The War of Resources will proceed against the backdrop of an ever-widening gap between global demand for oil and global supply. Oil is not only critical to industrial energy and transportation, but is also integral to food supply, all chemical industries, and most manufacturing. To the advanced technological civilizations of today, oil supply is a matter of national life and death, literally. For all of the major powers, a serious cut of oil supplies will mean collapse of their economies, widespread starvation, and massive social upheaval in all cases leading to overthrow of current leaderships. Eventually, all measures, including total war between the major powers, will become possible, and with time, increasingly likely.

Therefore, from now on, all six major economic powers will be under severe pressure to maximize the flow of oil from the oil producing countries into their own economies, and to cut the flow of oil into each other’s economies.

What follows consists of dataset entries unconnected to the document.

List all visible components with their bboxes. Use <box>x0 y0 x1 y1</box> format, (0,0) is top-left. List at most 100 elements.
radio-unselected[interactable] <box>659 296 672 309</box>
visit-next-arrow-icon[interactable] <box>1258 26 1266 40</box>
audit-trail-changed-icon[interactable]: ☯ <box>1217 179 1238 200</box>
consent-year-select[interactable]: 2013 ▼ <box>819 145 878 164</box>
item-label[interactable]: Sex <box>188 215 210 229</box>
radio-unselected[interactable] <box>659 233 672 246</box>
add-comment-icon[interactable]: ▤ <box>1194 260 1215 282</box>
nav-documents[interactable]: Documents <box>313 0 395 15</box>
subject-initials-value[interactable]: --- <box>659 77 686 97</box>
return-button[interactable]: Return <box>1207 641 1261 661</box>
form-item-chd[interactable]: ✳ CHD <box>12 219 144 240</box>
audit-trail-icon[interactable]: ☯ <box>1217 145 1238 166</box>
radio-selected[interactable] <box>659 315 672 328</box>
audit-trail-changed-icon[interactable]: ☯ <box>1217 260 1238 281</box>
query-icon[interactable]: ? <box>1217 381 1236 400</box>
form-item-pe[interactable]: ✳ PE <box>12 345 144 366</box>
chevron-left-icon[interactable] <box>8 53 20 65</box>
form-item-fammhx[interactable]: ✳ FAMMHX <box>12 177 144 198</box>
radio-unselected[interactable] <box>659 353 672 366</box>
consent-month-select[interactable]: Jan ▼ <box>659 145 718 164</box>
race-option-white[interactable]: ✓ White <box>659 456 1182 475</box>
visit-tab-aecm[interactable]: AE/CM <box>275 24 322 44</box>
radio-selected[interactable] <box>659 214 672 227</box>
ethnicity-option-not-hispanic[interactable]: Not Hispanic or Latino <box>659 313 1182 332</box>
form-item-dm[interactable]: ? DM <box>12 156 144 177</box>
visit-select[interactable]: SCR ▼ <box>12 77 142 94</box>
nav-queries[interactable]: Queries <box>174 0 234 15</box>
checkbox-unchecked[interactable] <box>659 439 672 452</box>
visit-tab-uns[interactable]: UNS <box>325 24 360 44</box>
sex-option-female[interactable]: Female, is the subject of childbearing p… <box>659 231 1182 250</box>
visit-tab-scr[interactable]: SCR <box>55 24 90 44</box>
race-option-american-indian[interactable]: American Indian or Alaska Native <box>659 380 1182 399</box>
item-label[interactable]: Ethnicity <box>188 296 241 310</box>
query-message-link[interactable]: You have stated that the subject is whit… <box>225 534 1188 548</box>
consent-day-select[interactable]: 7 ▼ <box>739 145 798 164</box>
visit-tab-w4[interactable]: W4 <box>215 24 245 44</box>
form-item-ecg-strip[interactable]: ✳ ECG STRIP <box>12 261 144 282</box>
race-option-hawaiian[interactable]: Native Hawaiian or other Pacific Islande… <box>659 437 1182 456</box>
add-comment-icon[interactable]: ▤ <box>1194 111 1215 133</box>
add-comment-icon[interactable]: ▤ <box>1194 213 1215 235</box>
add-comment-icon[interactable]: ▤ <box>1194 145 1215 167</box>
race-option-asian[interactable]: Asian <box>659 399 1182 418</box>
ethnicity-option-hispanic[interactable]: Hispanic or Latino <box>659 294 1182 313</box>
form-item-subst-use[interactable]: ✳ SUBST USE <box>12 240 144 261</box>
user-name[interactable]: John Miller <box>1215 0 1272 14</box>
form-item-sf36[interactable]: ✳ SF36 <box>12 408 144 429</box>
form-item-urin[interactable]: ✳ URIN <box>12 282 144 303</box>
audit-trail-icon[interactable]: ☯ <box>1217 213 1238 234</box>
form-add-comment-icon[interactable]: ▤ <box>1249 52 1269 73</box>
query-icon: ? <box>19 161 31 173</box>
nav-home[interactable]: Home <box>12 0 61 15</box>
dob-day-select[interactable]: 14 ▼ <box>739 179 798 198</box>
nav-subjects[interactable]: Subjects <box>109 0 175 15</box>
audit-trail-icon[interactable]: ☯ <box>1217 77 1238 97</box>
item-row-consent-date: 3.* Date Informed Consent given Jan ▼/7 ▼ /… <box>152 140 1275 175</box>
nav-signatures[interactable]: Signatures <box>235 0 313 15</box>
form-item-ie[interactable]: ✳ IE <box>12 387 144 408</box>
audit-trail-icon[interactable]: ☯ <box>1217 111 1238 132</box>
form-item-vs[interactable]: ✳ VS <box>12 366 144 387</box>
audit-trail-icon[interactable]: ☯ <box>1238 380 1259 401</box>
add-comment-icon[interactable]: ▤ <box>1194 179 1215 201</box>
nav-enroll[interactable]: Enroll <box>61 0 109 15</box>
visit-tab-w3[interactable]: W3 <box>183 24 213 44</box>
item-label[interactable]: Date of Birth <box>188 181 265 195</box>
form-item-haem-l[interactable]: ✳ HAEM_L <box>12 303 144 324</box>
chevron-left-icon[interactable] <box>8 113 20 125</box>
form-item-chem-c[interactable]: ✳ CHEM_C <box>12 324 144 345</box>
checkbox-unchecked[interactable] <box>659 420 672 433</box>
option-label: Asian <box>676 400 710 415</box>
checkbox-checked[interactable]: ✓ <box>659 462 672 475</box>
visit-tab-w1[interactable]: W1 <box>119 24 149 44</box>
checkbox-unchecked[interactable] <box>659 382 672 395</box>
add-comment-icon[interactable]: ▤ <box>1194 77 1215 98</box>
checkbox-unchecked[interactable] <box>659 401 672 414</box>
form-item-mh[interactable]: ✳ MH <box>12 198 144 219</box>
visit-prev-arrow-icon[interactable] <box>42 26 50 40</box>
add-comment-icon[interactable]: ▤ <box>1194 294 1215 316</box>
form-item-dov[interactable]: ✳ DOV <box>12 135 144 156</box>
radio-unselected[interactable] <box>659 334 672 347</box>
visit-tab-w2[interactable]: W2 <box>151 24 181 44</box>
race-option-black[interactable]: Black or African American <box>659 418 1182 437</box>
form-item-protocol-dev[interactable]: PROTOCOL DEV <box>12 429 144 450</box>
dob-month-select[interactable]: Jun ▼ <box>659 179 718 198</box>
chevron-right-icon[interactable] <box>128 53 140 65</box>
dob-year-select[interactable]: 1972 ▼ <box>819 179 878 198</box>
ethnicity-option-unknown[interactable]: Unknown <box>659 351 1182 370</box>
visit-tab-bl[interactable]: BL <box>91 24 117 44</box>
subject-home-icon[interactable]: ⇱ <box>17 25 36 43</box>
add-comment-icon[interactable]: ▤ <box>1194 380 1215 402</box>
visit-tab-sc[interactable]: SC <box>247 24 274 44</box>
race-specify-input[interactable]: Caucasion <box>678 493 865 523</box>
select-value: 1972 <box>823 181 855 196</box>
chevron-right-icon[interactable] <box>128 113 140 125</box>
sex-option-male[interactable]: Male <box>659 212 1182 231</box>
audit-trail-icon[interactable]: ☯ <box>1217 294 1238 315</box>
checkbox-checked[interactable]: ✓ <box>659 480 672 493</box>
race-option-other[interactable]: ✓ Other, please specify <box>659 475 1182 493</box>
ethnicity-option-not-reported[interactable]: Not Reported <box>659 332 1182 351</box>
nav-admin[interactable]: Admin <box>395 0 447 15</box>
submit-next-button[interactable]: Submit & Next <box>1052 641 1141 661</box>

As pressure builds, they will each become more encouraged to open up war on the minor players to force their allegiances, and increasingly on each other to remove competition from the field.

The six large oil companies, meanwhile, will attempt to manage the global conflict so as to maximize their profits. A massive world war directly between any or all of the six major players would mark a failure by the oil companies who, in such a scenario, would see oil demand (and prices) collapse in widespread industrial destruction following the likely brief (nuclear) war. Their job is to maximize the competition for oil to the point of war in the oil-producing battlefields, but to keep the War of Resources from boiling over into an all-out and total military conflict between the major powers.

This is the point we are at now: The major combatants are deploying economic and military forces to positions in and around all the oil producers, those producers—the minor powers—are playing their cards as best they can to generate their own best outcome, and the oil companies have deployed executives to all capitals major and minor to offer information, advice, and encouragements, as well as to make strategic investments or disinvestments, in order to regulate the rising heat of the war and to try keeping it from boiling over.